By Dianne Kemp BA, RN
Originally Published on July 3rd, 2018.
You’ve made it through your first 24 hours as a new mom. Maybe you have other children, but you are a new mom all over again, and now it is your baby’s second night.
Suddenly your little one discovers that he’s no longer back in the warm comfortable – albeit a bit crowded – womb where he has spent the last 8 ½ or 9 months – and it is SCARY out here! He isn’t hearing your familiar heartbeat, the swooshing of the placental arteries, the soothing sound of your lungs or the comforting gurgling of your intestines. Instead, he’s in a crib, swaddled in a diaper, a tee-shirt, a hat and a blanket. All sorts of people have been handling him, and he’s not yet become accustomed to the new noises, lights, sounds, and smells. He has found one thing though, and that’s his voice…and you find that each time you put him down, when you are sure he is asleep – he protests – loudly!!
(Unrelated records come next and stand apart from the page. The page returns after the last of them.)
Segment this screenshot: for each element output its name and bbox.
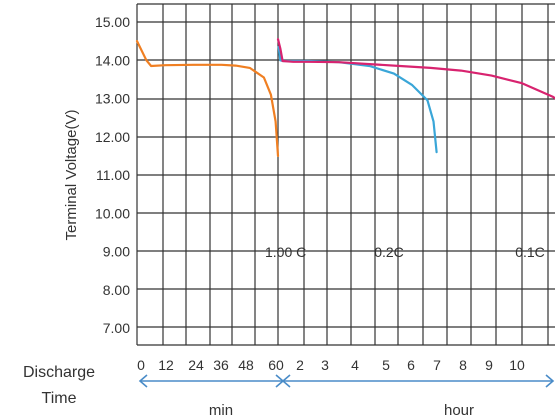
y-axis-label: Terminal Voltage(V) bbox=[63, 110, 80, 241]
series-label-1: 0.2C bbox=[374, 244, 404, 260]
x-tick-4: 48 bbox=[238, 357, 254, 373]
y-tick-5: 10.00 bbox=[95, 205, 130, 221]
y-tick-8: 7.00 bbox=[103, 320, 130, 336]
series-label-2: 0.1C bbox=[515, 244, 545, 260]
y-tick-0: 15.00 bbox=[95, 14, 130, 30]
x-tick-5: 60 bbox=[268, 357, 284, 373]
y-tick-3: 12.00 bbox=[95, 129, 130, 145]
y-tick-2: 13.00 bbox=[95, 91, 130, 107]
y-tick-7: 8.00 bbox=[103, 282, 130, 298]
x-tick-labels: 0 12 24 36 48 60 2 3 4 5 6 7 8 9 10 bbox=[137, 357, 525, 373]
grid bbox=[136, 3, 555, 346]
series-annotations: 1.00 C 0.2C 0.1C bbox=[265, 244, 545, 260]
series-line-0 bbox=[135, 40, 280, 157]
hour-arrow-left-head bbox=[281, 374, 291, 388]
series-line-2 bbox=[276, 38, 555, 100]
x-unit-hour: hour bbox=[444, 402, 474, 419]
hour-arrow-right-head bbox=[545, 374, 555, 388]
x-tick-2: 24 bbox=[188, 357, 204, 373]
x-tick-0: 0 bbox=[137, 357, 145, 373]
x-tick-14: 10 bbox=[509, 357, 525, 373]
series-label-0: 1.00 C bbox=[265, 244, 306, 260]
y-tick-1: 14.00 bbox=[95, 52, 130, 68]
x-axis-label-line2: Time bbox=[42, 390, 77, 407]
x-range-arrows bbox=[138, 374, 555, 388]
x-axis-label-line1: Discharge bbox=[23, 364, 95, 381]
x-tick-6: 2 bbox=[296, 357, 304, 373]
y-tick-6: 9.00 bbox=[103, 244, 130, 260]
x-tick-11: 7 bbox=[433, 357, 441, 373]
x-tick-3: 36 bbox=[213, 357, 229, 373]
x-tick-8: 4 bbox=[351, 357, 359, 373]
x-tick-10: 6 bbox=[407, 357, 415, 373]
x-tick-9: 5 bbox=[382, 357, 390, 373]
x-tick-1: 12 bbox=[158, 357, 174, 373]
x-tick-7: 3 bbox=[321, 357, 329, 373]
min-arrow-left-head bbox=[138, 374, 148, 388]
y-tick-labels: 15.00 14.00 13.00 12.00 11.00 10.00 9.00 8.00 7.… bbox=[95, 14, 130, 336]
y-tick-4: 11.00 bbox=[96, 167, 130, 183]
series-lines bbox=[135, 38, 555, 157]
x-unit-min: min bbox=[209, 402, 233, 419]
x-tick-12: 8 bbox=[459, 357, 467, 373]
x-tick-13: 9 bbox=[485, 357, 493, 373]
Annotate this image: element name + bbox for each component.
In fact, every time you think he is asleep and put him down – he cries. This goes one for hours!! Many moms are confused – they may think baby is hungry (and if breastfeeding, that their “milk has not come in’ – that’s a whole different article!), that they should not pick him up because that will spoil him (that may be grandma’s advice). However, it isn’t that. The baby’s sudden wakening is because he has been taken away from the most comfortable place he knows – his mother. He knows her smell, her sounds, her voice and especially loves to lay on her chest so he can hear her heartbeat.
So, what do you do?? Don’t be so quick to put him down. Move him gently to a comfortable position – preferably skin to skin with you, where he is cozy and can hear your heart. Babies go into a light sleep state first and then cycle in and out of light, REM and deep sleep. He will move around to try to get comfortable, give him time to get into a deep sleep.
Another helpful hint – his hands were his best friends in utero. He could suck his thumb or fingers anytime he was the slightest bit disturbed or uncomfortable. And suddenly, he’s had them take away from him and someone has put mittens on him!! He has no way of soothing himself with those mittens on. Babies need to touch -to feel – so take off the mittens and loosen the blanket to he can have his hands.
My theory on letting him “cry it out”. Imagine you were placed in a cage in a dark room and left alone. You yell for help and no one comes to get you. Now imagine you are in that cage in the dark, you cry, and someone immediately picks you up, holds you, calms you. Which scenario would help you develop trust? If I knew someone was always there to meet my needs, I don’t think I would need to cry as much and I would know that I could trust. There are many who disagree and use the cry it out option – that is a parent’s decision.
Moral of this story – understand your baby is adjusting to life outside the womb. Be patient. I know you are tired but try to enjoy this special newborn time -it passes quickly.
And, when mom needs a break – skin to skin with dad is a great second option.
Dianne Kemp was born in Detroit and moved to Lexington at age 9. She received her Associate Degree in Nursing Science in 1972 from SC4, and a Bachelors in Healthcare Psychology from Graceland College (Iowa) in 1996.
Dianne’s career developed from her love of babies. She was a Maternal Child nurse for 45 years – developing and teaching childbirth and parenting education classes, working as an RN in Mother Baby Care and was the first lactation consultant in the county. She is now volunteering as a chaplain at River District Hospital since losing her vision in her left eye due to a retinal detachment in 2010.
Dianne is the proud mother of three children (one who was disabled and passed away in 2007) and two grandchildren.